Given that on social media there is no journalistic filter, Robinson Meyer, writing for The Atlantic, is not optimistic: “On platforms where every user is at once a reader, a writer, and a publisher, falsehoods are too seductive not to succeed: The thrill of novelty is too alluring, the titillation of disgust too difficult to transcend. After a long and aggravating day, even the most staid user might find themselves lunging for the politically advantageous rumor”.

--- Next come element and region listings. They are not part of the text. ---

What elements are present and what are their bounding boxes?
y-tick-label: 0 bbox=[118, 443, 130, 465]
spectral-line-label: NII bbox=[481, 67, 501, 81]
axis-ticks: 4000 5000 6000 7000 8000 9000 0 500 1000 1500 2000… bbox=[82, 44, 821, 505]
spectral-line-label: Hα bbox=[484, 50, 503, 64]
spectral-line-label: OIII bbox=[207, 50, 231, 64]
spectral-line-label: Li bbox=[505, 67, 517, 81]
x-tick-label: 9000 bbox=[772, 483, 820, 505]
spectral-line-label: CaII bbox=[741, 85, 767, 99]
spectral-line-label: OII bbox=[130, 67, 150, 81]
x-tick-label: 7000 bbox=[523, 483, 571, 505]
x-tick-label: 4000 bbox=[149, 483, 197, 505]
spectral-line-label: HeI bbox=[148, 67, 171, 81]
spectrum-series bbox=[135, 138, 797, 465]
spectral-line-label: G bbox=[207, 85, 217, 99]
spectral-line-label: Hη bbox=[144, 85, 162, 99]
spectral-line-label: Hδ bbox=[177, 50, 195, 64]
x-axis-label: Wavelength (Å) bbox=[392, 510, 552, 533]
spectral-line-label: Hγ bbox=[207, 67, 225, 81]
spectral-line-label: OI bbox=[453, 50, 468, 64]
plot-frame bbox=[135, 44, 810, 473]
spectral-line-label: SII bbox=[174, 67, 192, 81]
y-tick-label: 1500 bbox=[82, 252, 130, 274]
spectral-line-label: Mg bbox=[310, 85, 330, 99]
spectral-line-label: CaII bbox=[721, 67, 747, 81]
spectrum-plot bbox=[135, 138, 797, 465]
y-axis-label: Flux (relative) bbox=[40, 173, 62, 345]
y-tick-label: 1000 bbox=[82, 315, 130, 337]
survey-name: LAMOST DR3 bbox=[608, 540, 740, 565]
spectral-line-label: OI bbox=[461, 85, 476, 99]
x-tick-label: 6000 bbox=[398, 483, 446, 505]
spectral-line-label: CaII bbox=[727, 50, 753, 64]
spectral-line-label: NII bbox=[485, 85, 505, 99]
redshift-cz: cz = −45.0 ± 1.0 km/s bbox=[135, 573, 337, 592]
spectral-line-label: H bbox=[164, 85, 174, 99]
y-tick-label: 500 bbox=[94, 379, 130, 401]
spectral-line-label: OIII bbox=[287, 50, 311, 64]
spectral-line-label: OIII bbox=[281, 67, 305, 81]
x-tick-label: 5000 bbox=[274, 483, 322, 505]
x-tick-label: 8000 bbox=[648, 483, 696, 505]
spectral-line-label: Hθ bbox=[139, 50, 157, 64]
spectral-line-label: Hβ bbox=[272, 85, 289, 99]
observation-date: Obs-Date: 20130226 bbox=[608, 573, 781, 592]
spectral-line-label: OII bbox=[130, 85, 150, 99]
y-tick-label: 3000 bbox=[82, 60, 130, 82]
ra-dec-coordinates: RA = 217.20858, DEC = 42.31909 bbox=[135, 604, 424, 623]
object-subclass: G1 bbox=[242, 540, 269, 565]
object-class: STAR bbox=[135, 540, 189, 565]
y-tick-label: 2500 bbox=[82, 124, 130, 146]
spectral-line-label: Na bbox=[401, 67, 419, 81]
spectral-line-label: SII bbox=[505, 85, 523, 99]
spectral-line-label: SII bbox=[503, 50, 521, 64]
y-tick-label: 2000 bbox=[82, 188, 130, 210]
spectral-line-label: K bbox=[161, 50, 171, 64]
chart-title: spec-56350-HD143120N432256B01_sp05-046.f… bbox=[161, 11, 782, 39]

Social media allows for a plethora of voices, but lacks editorial control. As such, the onus on being informed citizens is on the producer-consumers on these platforms. Adding to this the decreased trust in mainstream news, the ground on which societal trust can be built narrows dangerously.

 

Mikko Poutanen is a “PhD-in-spe” for political science at the School of Management in Tampere University, specializing in qualitative research methods with a keen eye on US politics.

 

[1] The data of the barometer relies on simple survey structures asking respondents to define their level of trust per institution (government, media, business, NGOs) on 9-point scale, where one means that you “do not trust [the institution] at all” and nine means that you “trust [the institution] a great deal”. The barometer represents over 33 000 respondents in 28 markets on a timespan of 18 years.